Open qishengjie9 opened 1 year ago
Hi, the algorithm for sensor placement is not deterministic and has changed since the publication so the number of sensors will change when you run it. As for the iterative source inversion, I did not write that code and am not familiar with the issue you have described. It might be best to contact the author directly
Thanks for your kind help and advice. I will continue to try to solve the problem!
Hello @qishengjie9 if you could copy in the code you use to perform the source inversion, and copy the error messages you get, we should be able to identify what the problem is.
Hello @georgeoneill I have copied the code and error in my email. I guess the problem is that the rank of the lead field matrix decomposed by svd is less than the sensor number when the number is 940 in my situation. You can check the code to give me inspiration and suggestions. Thanks for your kind help.
Hello,these are the snippet of my code where the error occurs and the error message. I find the error occured after performing the svd of the lead field matrix.
I think this hsould be easy to fix.
You want to avoid the spatial decomposotion step entirely,
To do this, if n_channels
is the number of channels of the dataset, set the code do be;
matlabbatch{1}.spm.meeg.source.invertiter.isstandard.custom.nsmodes = n_channels;
matlabbatch{1}.spm.meeg.source.invertiter.isstandard.custom.umodes= eye(n_channels);
the umodes
option may need to be specified as a cell e.g. umodes= {eye(n_channels)};
The umodes I have uesd is the same as yours. And I found I can not avoid the spatial decomposition. The error message is the same as before.
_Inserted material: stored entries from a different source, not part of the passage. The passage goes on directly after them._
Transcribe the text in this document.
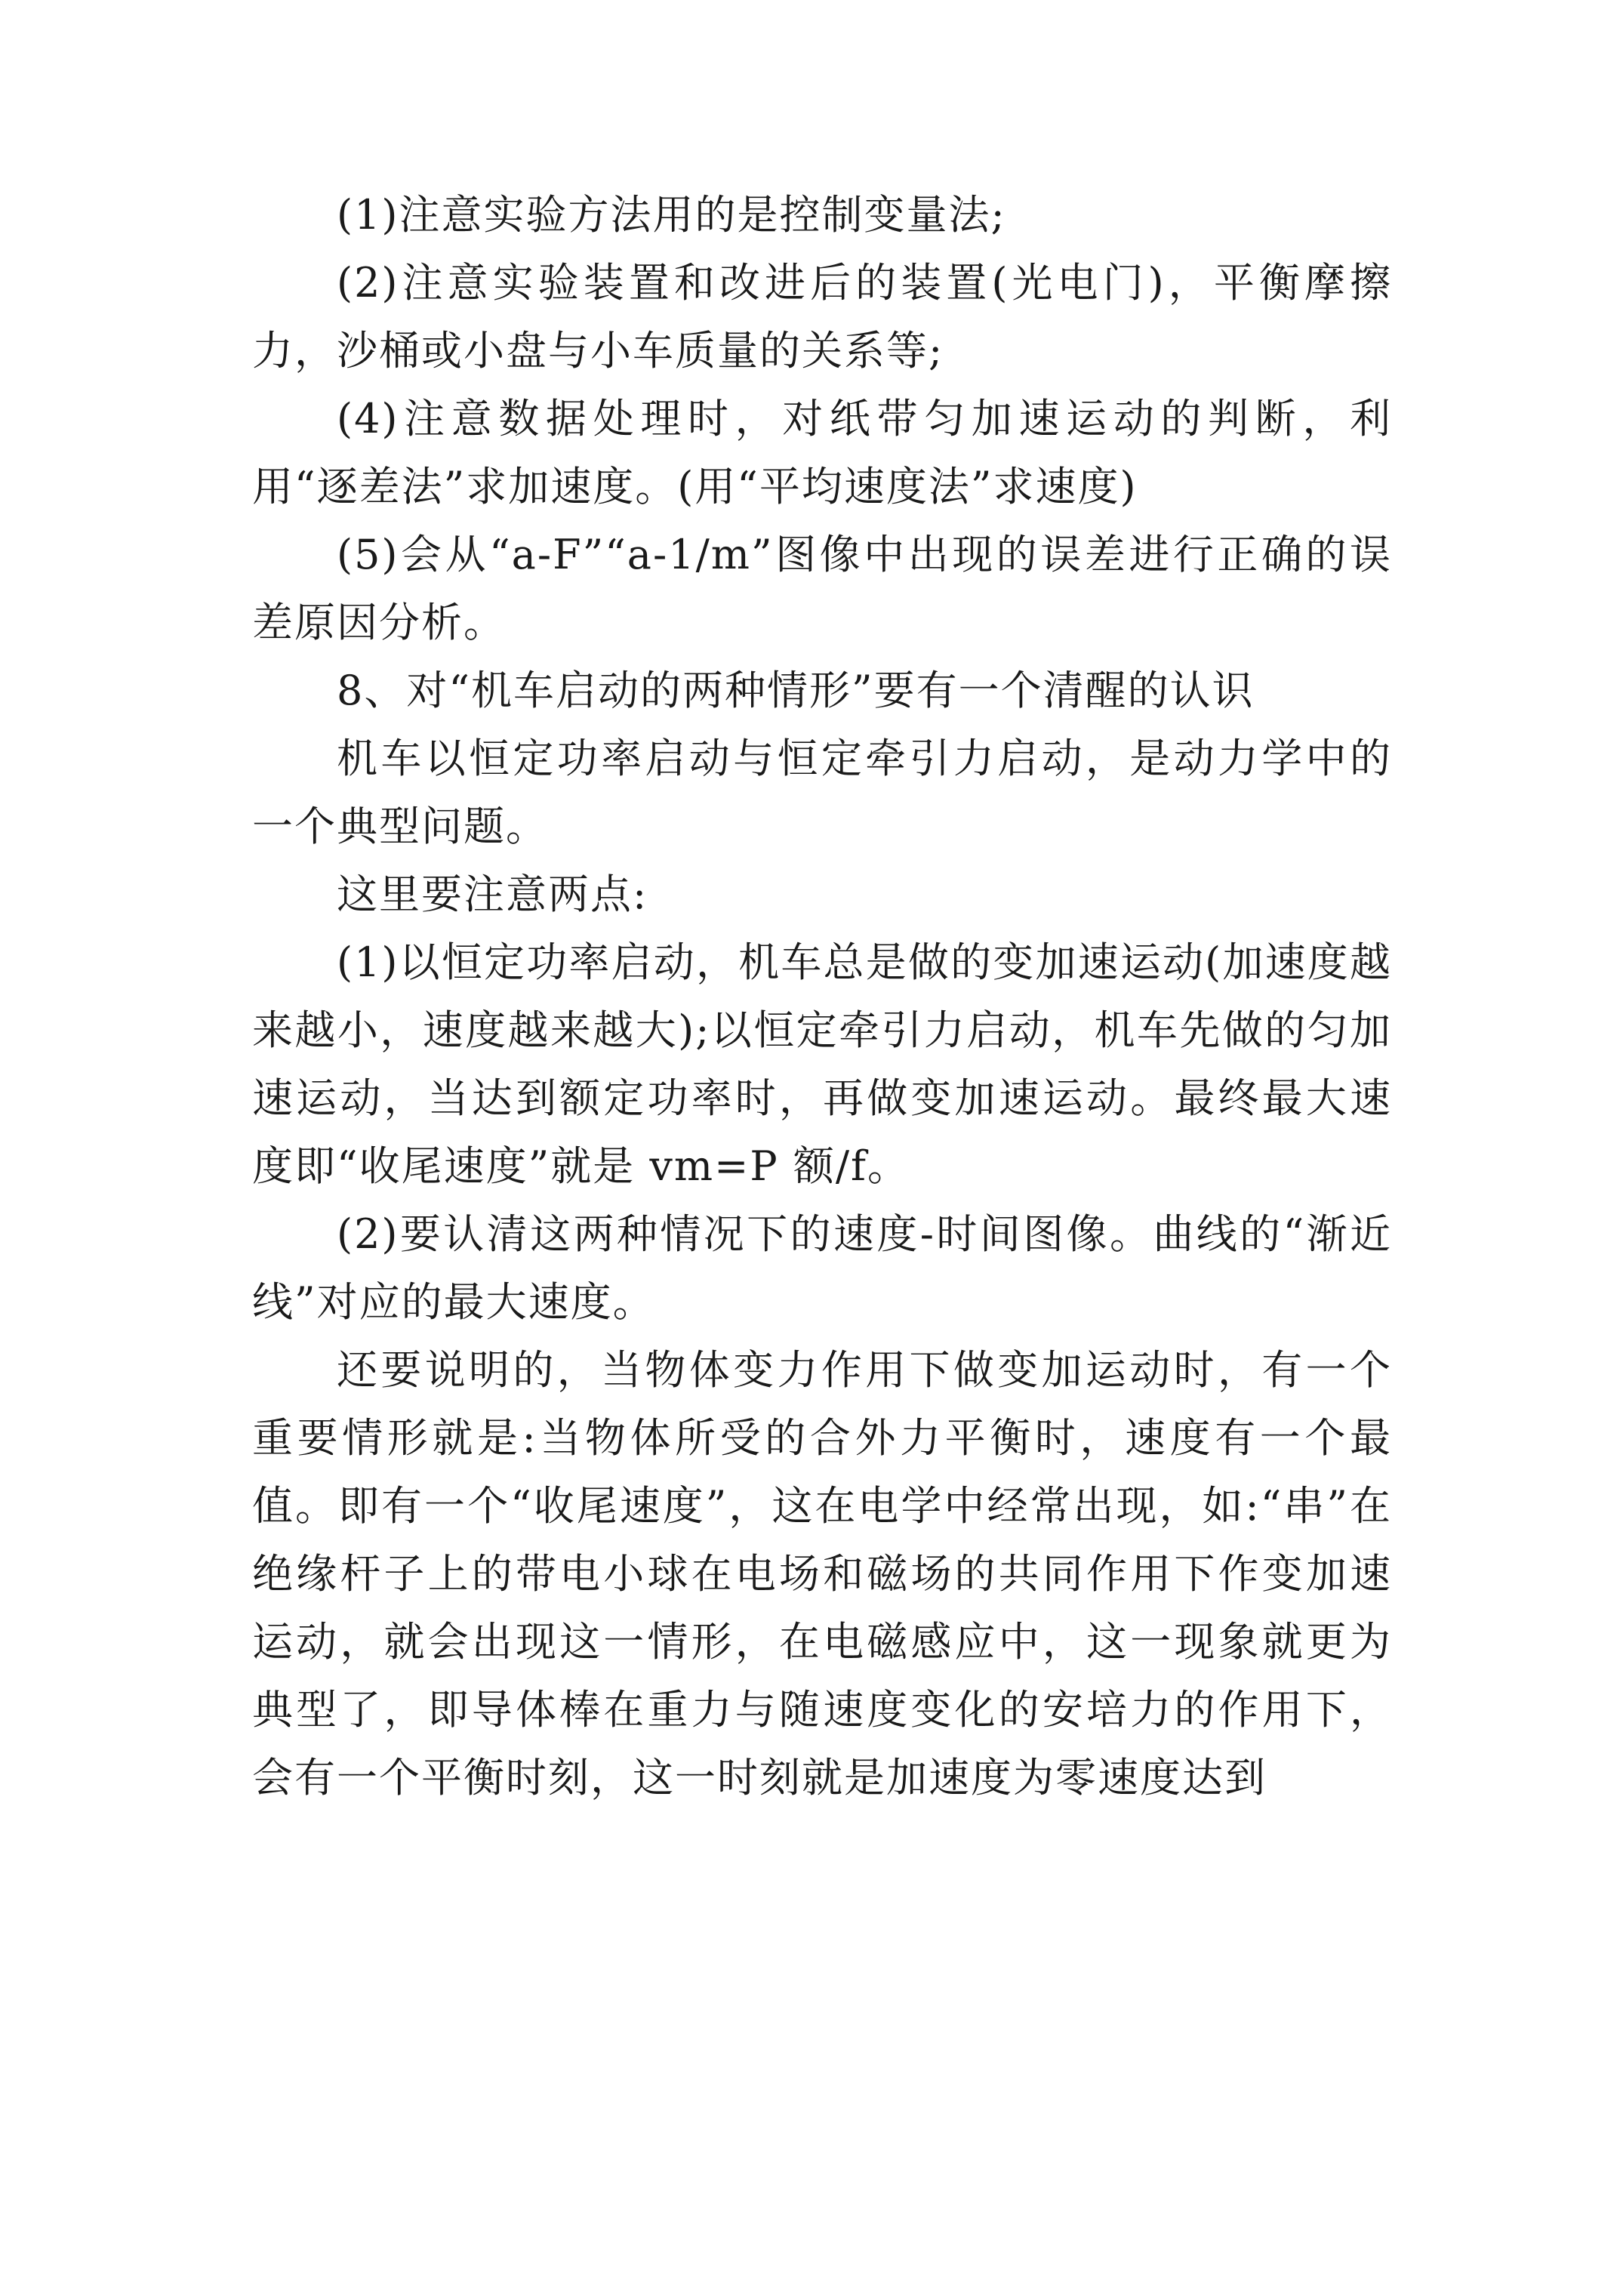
(1)注意实验方法用的是控制变量法;

(2)注意实验装置和改进后的装置(光电门)，平衡摩擦力，沙桶或小盘与小车质量的关系等;

(4)注意数据处理时，对纸带匀加速运动的判断，利用“逐差法”求加速度。(用“平均速度法”求速度)

(5)会从“a-F”“a-1/m”图像中出现的误差进行正确的误差原因分析。

8、对“机车启动的两种情形”要有一个清醒的认识

机车以恒定功率启动与恒定牵引力启动，是动力学中的一个典型问题。

这里要注意两点:

(1)以恒定功率启动，机车总是做的变加速运动(加速度越来越小，速度越来越大);以恒定牵引力启动，机车先做的匀加速运动，当达到额定功率时，再做变加速运动。最终最大速度即“收尾速度”就是 vm=P 额/f。

(2)要认清这两种情况下的速度-时间图像。曲线的“渐近线”对应的最大速度。

还要说明的，当物体变力作用下做变加运动时，有一个重要情形就是:当物体所受的合外力平衡时，速度有一个最值。即有一个“收尾速度”，这在电学中经常出现，如:“串”在绝缘杆子上的带电小球在电场和磁场的共同作用下作变加速运动，就会出现这一情形，在电磁感应中，这一现象就更为典型了，即导体棒在重力与随速度变化的安培力的作用下，会有一个平衡时刻，这一时刻就是加速度为零速度达到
The spatial number available is 596 which is less than the sensor number of 940 in my simulation.
Okay, can I think we need to check that everything communicated from the batch script is getting to the function.
1) can you show me the entire section of the matlabbatch
you are using to call the function?
2) can you put a breakpoint at the line of the error. Run the code and it should pause at just before it throws an error. When it does, can you type inverse
and report back what the command line returns?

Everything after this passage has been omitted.